Len Kravitz, Ph.D. of the University of New Mexico states that muscle growth occurs in your body when the breakdown of muscle protein is less than the rate of muscle protein synthesis. Every time you lift weights, you are breaking down the proteins in your body, but also increasing their rate of repair for a minimum of two to four hours. Heavy weight training stimulates your protein synthesis for up to 24 hours, thus maximizing your muscle growth until your next workout.

Anabolic Phase

In the book “Sport Nutrition for Health and Performance,” Melinda Manore et. al. describe the anabolic phase as the 45-minute period after your workout when your muscles go into overdrive to repair the damage from weight lifting. While very little actual muscle growth takes place during this phase, it is critical to consume carbohydrates and proteins in a ratio of 3:1 to limit the amount of muscle damage present.

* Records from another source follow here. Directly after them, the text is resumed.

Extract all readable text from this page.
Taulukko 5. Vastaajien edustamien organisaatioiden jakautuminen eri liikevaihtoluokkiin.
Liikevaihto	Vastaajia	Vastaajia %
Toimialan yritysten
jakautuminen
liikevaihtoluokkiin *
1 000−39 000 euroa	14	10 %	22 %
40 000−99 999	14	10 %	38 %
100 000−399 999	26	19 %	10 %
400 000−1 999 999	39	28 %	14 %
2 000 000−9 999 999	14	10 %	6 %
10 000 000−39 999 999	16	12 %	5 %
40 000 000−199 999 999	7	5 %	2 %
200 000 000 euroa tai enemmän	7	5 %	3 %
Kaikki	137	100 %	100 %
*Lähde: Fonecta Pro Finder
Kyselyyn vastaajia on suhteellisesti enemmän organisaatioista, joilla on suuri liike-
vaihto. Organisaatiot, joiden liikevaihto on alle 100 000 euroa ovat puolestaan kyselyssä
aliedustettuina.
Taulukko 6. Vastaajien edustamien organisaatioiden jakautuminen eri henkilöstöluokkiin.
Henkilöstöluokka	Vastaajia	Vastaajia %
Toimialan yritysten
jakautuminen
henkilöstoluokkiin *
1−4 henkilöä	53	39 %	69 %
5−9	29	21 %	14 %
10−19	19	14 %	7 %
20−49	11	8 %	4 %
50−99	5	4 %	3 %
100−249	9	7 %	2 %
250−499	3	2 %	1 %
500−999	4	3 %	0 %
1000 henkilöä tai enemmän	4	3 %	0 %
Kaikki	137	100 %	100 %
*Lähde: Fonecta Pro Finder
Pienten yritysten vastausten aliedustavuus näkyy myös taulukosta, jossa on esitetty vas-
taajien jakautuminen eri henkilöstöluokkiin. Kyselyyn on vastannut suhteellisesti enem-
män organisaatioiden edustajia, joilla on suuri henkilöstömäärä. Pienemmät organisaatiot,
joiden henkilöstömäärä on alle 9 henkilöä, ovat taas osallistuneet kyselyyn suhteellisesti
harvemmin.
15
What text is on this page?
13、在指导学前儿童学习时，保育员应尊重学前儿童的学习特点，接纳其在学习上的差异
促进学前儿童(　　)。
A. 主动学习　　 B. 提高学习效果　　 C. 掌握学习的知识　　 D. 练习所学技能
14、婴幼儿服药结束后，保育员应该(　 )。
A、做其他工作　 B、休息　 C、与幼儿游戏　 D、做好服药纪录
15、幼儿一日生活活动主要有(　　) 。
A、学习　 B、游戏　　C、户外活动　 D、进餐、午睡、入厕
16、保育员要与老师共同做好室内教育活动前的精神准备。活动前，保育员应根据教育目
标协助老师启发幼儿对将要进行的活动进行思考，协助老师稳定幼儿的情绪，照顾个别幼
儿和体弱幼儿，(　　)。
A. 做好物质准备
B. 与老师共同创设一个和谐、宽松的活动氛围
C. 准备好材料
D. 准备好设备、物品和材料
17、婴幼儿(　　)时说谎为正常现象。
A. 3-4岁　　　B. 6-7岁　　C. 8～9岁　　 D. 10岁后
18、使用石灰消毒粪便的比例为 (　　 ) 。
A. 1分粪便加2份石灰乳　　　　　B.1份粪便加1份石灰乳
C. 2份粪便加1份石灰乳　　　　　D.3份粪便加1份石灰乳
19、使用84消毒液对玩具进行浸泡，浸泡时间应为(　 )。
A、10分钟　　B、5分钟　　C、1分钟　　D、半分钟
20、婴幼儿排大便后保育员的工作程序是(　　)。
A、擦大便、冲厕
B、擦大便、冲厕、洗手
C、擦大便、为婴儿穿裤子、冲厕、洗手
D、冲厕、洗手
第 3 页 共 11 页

A post-workout meal or supplement shake during this window stimulates hormone release and sets the stage for increased protein synthesis.

Growth Phases

A majority of the actual muscle growth in your body takes place during the rapid and sustained growth periods after the workout. The rapid growth period begins around the one-hour mark post-workout and lasts up to five hours after the workout. The sustained growth period is anywhere from five to 24 hours after you lift weights. Regularly consuming small meals and snacks of carbohydrates and proteins every two to three hours during the growth phases will help you keep your glycogen, amino acid and nitrogen levels elevated. All of these nutrients contribute to positive protein synthesis.

Sleeping

Doctors advocate sleeping for eight hours every night because this is a critical period for your body to recover and repair itself. Your body, however, runs out of muscle-building glycogen and protein while you sleep and enters a muscle breakdown stage called the catabolic state. In order to offset this breakdown, you should eat a dietary supplement or cottage cheese mixed with whey protein before bed. These products provide you with long-lasting fuel overnight to keep your muscle growth at its highest.